As an example, when I was at SurveyMonkey, on three occasions, I got links from what many would be considered to be the holy grail of backlinks, which is whitehouse.gov. So two of the times were because some of the cabinet members stole content from SurveyMonkey’s blog that said good things about the Trump administration. So they just verbatim took it links and all. And it did nothing. I saw no impact whatsoever from those links. Yes, that’s a DA100 or whatever it is. It’s the White House. It doesn’t do anything. So I think links, on the face of it, each link is a value and it’s like, how does this link really give a vote for something? And you don’t know.

Eli Schwartz (54:34):

So going back to your early question about like, you want to be like Healthline, you don’t know which link matters or which link doesn’t matter, which link matters for which query or which doesn’t. It’s not this fixed “This is the way it works. Oh, you have 10 links and all these links matter.” Now you have 10 links and they matter for that query and this query doesn’t need links at all. It’s totally different.

Eli Schwartz (54:54):

So how about page feed? Page speed is the same thing where it comes down to the user and it comes down to really approaching this with a logical lens, which is Google’s priority is that they want users to have a good experience. So if you go onto Google and you do a query for something and then you click the first result, it takes 10 minutes to load, you’re going to be like, “Google’s broken. I clicked and it didn’t load the page.” So Google’s going to remove that result from mobile search, or if it’s someone’s on desktop and if there aren’t very slow connection, which is unlikely today, right? So Google will remove it, but it comes down to having a baseline. So the baseline is like, “This is the baseline. It’s half a second.” If you’re faster than that, you don’t get at improvements. You don’t get higher rankings. If you’re slower than that, you’d have to be significantly slower, but you have to be significantly slower than all the competition. Because if all the websites are slower, then you’re you’re meeting that baseline.

Eli Schwartz (55:50):

So you’re only really going to get removed if you have this terrible experience. So for some reason, a lot of SEO agencies focus on this page speed thing, because it’s the only metric within SEO that you could be red, yellow, green, too fast, too slow, kind of okay, or you’re good. It doesn’t really matter. If you improve on page speed on most websites, you’re not going to see that much difference. If it’s a hyper-competitive result, say you’re in a travel space and you have a kayak competing against a bunch of other travel sites, maybe that fraction of a second matters. But for most websites, not something worth focusing on.

Eli Schwartz (56:22):

There was a company I was working with where their agency had told them to focus on page speed and they had priced out the page speed improvement at $2 million. I was like, “You’re never going to see a cent of that back.”

Ben Grynol (56:33):

And like you always say, it doesn’t matter how fast your pages load, bad content is bad content.
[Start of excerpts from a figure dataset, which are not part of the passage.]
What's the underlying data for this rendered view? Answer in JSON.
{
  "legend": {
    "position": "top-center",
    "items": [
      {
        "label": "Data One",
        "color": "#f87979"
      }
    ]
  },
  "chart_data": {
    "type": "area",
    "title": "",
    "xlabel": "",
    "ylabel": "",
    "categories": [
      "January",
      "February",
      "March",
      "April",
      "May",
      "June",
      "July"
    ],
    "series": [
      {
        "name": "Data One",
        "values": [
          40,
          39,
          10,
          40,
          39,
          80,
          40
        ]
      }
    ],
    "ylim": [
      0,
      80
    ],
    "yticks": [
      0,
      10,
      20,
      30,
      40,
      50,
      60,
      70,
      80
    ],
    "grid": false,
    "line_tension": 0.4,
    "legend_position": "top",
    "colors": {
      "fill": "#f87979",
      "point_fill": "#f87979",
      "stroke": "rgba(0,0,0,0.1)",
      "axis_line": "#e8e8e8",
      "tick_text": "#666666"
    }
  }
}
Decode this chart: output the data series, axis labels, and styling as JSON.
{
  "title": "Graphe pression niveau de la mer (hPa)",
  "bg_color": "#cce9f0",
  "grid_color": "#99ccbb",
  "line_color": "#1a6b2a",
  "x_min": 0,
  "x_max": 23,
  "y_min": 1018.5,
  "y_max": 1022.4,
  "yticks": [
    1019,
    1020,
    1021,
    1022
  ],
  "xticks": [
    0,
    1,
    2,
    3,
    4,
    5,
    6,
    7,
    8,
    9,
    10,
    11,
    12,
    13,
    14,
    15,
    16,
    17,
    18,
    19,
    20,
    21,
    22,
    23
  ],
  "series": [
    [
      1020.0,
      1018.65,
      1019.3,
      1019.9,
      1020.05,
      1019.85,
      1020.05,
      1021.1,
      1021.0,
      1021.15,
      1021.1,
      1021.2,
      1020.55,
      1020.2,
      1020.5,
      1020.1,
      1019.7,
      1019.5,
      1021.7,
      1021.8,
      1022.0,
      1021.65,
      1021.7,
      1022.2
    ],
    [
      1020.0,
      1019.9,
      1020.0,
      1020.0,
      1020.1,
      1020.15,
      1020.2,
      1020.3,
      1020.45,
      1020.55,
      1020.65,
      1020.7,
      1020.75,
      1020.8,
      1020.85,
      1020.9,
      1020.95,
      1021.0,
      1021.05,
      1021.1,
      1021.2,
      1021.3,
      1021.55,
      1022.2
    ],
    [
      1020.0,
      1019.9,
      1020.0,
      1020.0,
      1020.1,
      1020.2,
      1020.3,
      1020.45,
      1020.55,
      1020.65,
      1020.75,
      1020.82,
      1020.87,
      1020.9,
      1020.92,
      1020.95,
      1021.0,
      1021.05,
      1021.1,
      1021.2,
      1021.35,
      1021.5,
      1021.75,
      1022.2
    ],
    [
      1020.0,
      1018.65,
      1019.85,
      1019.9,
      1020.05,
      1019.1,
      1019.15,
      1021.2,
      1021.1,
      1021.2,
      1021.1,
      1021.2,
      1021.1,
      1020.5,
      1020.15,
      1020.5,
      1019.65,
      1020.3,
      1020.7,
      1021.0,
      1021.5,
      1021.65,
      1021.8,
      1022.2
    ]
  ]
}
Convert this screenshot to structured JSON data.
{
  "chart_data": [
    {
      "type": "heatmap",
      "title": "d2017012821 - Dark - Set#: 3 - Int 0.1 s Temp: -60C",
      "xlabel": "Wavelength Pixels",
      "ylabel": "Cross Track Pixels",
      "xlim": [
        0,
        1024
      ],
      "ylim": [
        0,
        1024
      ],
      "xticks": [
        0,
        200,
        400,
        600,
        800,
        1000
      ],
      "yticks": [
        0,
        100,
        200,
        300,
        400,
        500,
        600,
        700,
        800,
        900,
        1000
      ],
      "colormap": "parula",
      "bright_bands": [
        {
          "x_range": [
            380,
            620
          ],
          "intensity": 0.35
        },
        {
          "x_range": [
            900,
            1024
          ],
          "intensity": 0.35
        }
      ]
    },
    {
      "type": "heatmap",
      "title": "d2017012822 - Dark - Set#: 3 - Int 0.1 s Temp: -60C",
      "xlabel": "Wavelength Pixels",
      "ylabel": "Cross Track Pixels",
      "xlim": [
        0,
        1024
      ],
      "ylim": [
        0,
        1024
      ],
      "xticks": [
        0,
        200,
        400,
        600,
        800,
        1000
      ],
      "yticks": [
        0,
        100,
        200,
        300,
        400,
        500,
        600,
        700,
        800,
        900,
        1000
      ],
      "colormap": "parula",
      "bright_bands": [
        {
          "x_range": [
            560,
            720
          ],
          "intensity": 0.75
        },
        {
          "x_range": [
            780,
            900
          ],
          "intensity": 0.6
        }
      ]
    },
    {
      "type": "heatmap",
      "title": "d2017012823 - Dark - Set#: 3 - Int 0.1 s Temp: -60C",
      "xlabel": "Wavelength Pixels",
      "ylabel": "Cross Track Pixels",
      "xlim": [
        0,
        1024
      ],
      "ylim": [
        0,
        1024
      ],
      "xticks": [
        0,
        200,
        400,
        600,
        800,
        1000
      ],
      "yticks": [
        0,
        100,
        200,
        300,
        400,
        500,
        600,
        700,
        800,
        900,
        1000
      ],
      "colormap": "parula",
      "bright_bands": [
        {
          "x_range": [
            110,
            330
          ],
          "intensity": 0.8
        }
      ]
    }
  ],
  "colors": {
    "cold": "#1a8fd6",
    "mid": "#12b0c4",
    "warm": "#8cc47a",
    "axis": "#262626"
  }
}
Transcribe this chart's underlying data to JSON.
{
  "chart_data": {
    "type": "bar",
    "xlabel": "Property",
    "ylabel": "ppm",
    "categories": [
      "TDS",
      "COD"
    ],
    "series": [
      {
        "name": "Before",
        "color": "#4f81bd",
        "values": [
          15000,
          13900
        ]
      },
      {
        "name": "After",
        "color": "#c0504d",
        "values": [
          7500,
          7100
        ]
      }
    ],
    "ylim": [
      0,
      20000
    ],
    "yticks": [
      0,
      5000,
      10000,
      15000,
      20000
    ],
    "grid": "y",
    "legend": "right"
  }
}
You either have a good product or a bad product. It doesn’t matter. It does matter like you want it to be… You don’t want it to be totally sluggish, but it doesn’t matter how fast it is if it’s not great and it’s not helping a bunch of people.

Eli Schwartz (56:54):

Exactly. I was working with a company in the car rental space and they were competing against Enterprise, Enterprise Rent-A-Car, enterprise.com. They had a page speed score on Google’s [inaudible 00:57:03] page… I forget what’s it called, of one out of 100. And Enterprise seems to do quite well. So it doesn’t matter as much as people think it does.